フロリダ州のメディア『orlandosentinel.com』がレイク郡保安官事務所の発表に基づき伝えたところによれば、逮捕者が出たのはオーランドの南西に位置する「ウォルト・ディズニー・ワールド・リゾート」。ステージテクニシャンとして働いていた男の従業員が、自宅の寝室に乳幼児を連れ込んでは児童ポルノ映像の作成に関わっていた。

逮捕されたのはリチャード・アルトン・モーガン(57)で、現在は郡の拘置所に身柄を拘束されている。サイバー犯罪捜査班が事件をつきとめ、13日早朝の家宅捜査によりモーガンが保存していた児童ポルノのデータ120件を発見。映像の背景とモーガンの寝室が同一であることもわかり緊急逮捕となった。モーガンはそうした行為を何年も続けていたと認めたという。

子供たちが被害にあった当時の年齢は生後10か月から15か月までで、最年長者は6歳。うちカリフォルニアに暮らしている少女の身元が判明し、当局はその母親を未成年者に対する性的虐待および性的搾取の容疑で逮捕した。モーガンはその母親とはオンラインを通じて取引しており、モーガンには現在56件の性的虐待行為が判明したが、その数は今後も増える可能性があるという。また金銭目的で乳幼児をこうした男に差し出す親が存在することは深刻な問題であり、検察のメスがそちらに及ぶのは時間の問題とみられている。

ネットにおける児童ポルノ・ビジネスの年間売上が30億ドルを下らないうえ、乳児が性的搾取の被害に遭うケースが後を絶たないアメリカ。
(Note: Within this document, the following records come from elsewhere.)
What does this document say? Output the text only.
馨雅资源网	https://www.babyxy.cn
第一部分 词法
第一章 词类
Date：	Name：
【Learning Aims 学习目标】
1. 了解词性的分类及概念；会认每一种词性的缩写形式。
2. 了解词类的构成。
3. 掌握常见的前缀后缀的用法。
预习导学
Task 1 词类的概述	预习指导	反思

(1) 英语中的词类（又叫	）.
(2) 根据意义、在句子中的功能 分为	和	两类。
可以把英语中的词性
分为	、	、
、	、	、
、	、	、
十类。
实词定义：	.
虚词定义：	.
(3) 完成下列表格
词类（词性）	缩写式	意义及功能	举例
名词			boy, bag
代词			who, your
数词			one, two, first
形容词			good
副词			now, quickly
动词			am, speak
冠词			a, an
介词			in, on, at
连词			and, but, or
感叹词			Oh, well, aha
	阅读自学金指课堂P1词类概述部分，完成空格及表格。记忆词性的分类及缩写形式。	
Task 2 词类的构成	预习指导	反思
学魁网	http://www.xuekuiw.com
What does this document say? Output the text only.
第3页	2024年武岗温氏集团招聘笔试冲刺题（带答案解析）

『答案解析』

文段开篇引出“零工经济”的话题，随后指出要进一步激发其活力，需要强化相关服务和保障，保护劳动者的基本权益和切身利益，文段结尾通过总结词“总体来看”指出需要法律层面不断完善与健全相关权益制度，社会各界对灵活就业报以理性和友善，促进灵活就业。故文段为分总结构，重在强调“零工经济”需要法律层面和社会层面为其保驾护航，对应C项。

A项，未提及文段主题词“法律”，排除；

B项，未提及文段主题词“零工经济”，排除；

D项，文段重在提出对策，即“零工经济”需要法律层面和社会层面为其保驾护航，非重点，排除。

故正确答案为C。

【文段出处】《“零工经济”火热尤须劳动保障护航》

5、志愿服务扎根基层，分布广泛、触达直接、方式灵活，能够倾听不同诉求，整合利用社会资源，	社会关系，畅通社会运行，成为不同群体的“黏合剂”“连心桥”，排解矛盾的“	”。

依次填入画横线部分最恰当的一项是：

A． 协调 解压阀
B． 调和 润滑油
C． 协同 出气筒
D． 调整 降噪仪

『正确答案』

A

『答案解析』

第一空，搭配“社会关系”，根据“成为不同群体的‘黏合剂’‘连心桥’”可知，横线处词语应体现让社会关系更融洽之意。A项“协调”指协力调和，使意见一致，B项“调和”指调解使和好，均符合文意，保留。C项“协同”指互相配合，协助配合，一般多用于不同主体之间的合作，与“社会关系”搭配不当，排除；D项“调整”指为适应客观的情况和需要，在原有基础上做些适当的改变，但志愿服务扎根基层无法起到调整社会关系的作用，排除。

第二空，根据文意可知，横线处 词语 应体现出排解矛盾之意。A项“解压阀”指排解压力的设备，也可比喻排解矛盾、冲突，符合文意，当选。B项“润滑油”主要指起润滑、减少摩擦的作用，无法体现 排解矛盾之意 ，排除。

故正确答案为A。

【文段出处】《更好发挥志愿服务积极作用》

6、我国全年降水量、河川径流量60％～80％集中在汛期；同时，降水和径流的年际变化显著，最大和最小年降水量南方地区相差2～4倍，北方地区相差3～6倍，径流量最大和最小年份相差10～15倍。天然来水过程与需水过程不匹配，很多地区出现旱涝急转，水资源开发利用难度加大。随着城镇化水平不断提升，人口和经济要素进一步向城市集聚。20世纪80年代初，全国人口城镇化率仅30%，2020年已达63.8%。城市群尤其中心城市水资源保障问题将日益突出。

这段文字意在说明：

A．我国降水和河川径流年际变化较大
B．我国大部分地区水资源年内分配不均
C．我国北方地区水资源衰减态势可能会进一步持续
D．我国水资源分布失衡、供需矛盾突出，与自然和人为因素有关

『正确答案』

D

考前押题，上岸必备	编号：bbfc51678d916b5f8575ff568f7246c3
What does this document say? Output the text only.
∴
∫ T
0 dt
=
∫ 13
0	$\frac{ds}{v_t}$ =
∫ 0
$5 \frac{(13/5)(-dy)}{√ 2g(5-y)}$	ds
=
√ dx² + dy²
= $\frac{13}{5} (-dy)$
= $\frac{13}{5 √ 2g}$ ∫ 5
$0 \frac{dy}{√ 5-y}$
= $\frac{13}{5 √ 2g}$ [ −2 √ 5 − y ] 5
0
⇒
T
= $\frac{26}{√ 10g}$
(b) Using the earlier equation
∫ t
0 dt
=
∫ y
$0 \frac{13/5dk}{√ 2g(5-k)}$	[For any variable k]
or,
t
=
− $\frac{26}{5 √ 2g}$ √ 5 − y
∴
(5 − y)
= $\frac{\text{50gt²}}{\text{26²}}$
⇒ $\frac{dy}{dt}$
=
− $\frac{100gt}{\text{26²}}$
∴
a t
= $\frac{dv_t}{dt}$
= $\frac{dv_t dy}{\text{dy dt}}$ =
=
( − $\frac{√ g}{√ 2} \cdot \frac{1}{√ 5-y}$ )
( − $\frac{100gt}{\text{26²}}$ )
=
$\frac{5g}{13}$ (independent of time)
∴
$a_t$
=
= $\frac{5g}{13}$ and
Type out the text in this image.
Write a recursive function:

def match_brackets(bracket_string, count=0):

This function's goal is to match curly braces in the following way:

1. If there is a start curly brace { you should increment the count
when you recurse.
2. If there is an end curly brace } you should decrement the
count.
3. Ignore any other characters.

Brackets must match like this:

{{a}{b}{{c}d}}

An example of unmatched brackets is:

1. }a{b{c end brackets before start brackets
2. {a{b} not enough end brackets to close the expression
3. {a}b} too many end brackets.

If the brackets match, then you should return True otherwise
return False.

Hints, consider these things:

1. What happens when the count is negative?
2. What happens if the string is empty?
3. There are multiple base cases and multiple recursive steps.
フロリダ州では31歳の母親が生後1か月のわが子に対するわいせつな行為を撮影して逮捕されたほか、カリフォルニア州では小児科看護師の資格を持ち里親制度にも登録していた52歳の男が預かった乳児2名に性的虐待行為を働き、その様子を児童ポルノサイトに動画で配信して逮捕された。

なお、このたび検挙された男はテーマパーク勤務と日常的に子供たちと近い距離にあったことも世間を震撼させた。カリフォルニア州サンバーナーディーノ郡のある市では、元教育委員長が65歳にして児童ポルノ禁止法違反につき逮捕されたことがある。